One cannot pass Dripsey Cross without making a call to the Dripsey ambush memorial site – a Séamus Murphy designed monument erected in 1938 to the memory of people executed for their part in an attempted ambush of British troops during the War of Independence, but which plan went horribly wrong on the day.

Griffin’s garden centre has a great reputation and I pass the former Dripsey creamery and the O’Leary provisions store on my way to the ESB generating station at Inniscarra, where the construction of a dam brought much needed employment in the mid-1950s. Electricity had only been introduced to the district a few years earlier – Inniscarra, in fact, being the first parish in County Cork to receive it.

Further along the Cork road, I stop at the Canon’s Cross and reflect on the wonderful feat of Captain Christy and its one time owner and breeder George Williams, who shared in that magnificent Gold Cup triumph at the Cheltenham racing festival in 1974. This is just one memorable triumph in a string of victories that brought such glory to the parish.
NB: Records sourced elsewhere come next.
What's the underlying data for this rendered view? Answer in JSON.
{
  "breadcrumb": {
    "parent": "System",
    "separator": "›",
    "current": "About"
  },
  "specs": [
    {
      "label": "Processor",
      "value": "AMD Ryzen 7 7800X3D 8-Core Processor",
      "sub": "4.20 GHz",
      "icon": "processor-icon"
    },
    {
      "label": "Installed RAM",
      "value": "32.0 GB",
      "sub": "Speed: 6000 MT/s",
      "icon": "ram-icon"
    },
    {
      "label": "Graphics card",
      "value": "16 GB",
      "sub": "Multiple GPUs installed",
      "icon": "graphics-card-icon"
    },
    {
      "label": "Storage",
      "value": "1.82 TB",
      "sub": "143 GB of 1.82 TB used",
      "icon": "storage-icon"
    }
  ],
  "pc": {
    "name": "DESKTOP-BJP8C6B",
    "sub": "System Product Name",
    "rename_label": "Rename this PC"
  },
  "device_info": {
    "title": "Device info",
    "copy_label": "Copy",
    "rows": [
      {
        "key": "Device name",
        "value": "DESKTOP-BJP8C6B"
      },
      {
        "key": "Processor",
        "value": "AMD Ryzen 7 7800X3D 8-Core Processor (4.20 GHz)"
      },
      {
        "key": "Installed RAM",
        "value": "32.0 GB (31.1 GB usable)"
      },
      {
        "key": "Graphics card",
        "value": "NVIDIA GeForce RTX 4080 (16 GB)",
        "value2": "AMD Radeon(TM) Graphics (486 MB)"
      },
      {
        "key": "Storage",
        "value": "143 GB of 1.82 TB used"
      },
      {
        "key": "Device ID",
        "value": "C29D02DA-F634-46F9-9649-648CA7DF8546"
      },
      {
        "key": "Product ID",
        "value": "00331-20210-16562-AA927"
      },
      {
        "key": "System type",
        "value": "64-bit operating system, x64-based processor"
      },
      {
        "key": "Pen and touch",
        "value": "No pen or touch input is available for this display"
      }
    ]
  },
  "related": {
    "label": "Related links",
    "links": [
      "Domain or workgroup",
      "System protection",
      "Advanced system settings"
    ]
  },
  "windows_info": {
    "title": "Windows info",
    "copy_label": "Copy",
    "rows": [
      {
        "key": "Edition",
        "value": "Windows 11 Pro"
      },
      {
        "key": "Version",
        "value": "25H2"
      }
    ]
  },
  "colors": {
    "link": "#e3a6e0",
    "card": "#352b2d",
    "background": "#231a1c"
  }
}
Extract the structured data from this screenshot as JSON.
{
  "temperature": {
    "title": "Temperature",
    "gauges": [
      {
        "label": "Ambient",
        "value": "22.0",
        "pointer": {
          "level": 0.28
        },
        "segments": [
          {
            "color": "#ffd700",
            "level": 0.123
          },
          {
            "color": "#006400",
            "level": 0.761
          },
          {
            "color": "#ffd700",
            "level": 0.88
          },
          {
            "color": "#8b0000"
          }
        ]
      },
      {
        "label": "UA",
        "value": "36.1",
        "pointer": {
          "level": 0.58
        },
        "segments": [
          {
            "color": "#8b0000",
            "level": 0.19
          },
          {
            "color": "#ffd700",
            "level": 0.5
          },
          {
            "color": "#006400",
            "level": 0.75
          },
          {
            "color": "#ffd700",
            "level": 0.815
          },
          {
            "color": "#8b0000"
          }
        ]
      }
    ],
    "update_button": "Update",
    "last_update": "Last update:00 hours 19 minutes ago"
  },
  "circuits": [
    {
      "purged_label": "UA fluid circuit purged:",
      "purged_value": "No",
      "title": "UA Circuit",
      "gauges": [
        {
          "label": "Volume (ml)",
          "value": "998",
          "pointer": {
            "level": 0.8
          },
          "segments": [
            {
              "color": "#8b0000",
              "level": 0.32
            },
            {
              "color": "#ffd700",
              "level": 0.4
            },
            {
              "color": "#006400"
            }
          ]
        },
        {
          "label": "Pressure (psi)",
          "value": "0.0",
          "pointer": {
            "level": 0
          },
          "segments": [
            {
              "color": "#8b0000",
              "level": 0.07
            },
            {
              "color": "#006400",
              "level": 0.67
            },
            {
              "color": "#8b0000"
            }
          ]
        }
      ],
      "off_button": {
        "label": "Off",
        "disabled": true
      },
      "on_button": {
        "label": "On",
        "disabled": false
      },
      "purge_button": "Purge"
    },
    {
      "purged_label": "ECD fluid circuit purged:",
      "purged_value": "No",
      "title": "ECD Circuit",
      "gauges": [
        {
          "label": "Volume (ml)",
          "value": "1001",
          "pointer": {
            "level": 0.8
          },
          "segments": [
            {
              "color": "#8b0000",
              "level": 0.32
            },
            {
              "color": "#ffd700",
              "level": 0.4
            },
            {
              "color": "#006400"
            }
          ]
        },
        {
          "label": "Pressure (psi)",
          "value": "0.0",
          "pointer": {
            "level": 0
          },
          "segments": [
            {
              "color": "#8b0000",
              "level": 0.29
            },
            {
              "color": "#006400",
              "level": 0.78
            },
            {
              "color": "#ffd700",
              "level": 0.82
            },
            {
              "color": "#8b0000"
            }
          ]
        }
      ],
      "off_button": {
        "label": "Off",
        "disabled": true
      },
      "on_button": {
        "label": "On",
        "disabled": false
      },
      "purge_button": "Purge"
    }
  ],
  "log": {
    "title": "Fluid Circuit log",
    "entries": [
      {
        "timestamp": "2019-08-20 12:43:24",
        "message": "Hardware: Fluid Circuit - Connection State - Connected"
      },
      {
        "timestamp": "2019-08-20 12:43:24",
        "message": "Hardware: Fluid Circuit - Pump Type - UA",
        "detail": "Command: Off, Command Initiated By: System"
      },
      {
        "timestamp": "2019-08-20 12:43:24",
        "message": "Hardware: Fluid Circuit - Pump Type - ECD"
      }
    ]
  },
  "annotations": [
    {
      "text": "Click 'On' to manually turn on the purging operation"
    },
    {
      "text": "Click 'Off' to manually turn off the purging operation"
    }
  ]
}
Both Inniscarra graveyards are other parish features. Anne Roper’s Inniscarra House on the banks of the River Lee is an imposing residence, while Seán Ó Riordáin, a poet of international repute, is remembered through a roadside plaque near his former home at Bunacummer. Gawsworth House provides a bird’s eye view for people making their journey from the city past the Angler’s Rest and Lee Road.

It is getting late so I head back to my native Cloghroe, past the Wayside Inn and Blairs (formerly Healy’s licensed premises) for my final port of call – the Inniscarra Community Centre, which has brought so much enjoyment to so many people for many years now at its Ballyanly headquarters. Facilities are first class, catering as they do for sport bodies as well as the social side for patrons of all ages with the complex further enhanced in recent time by the provision of a perimeter walking route. Long may the venture continue to thrive.

 

The above article appeared in Issue No 9 ‘Old Blarney Journal.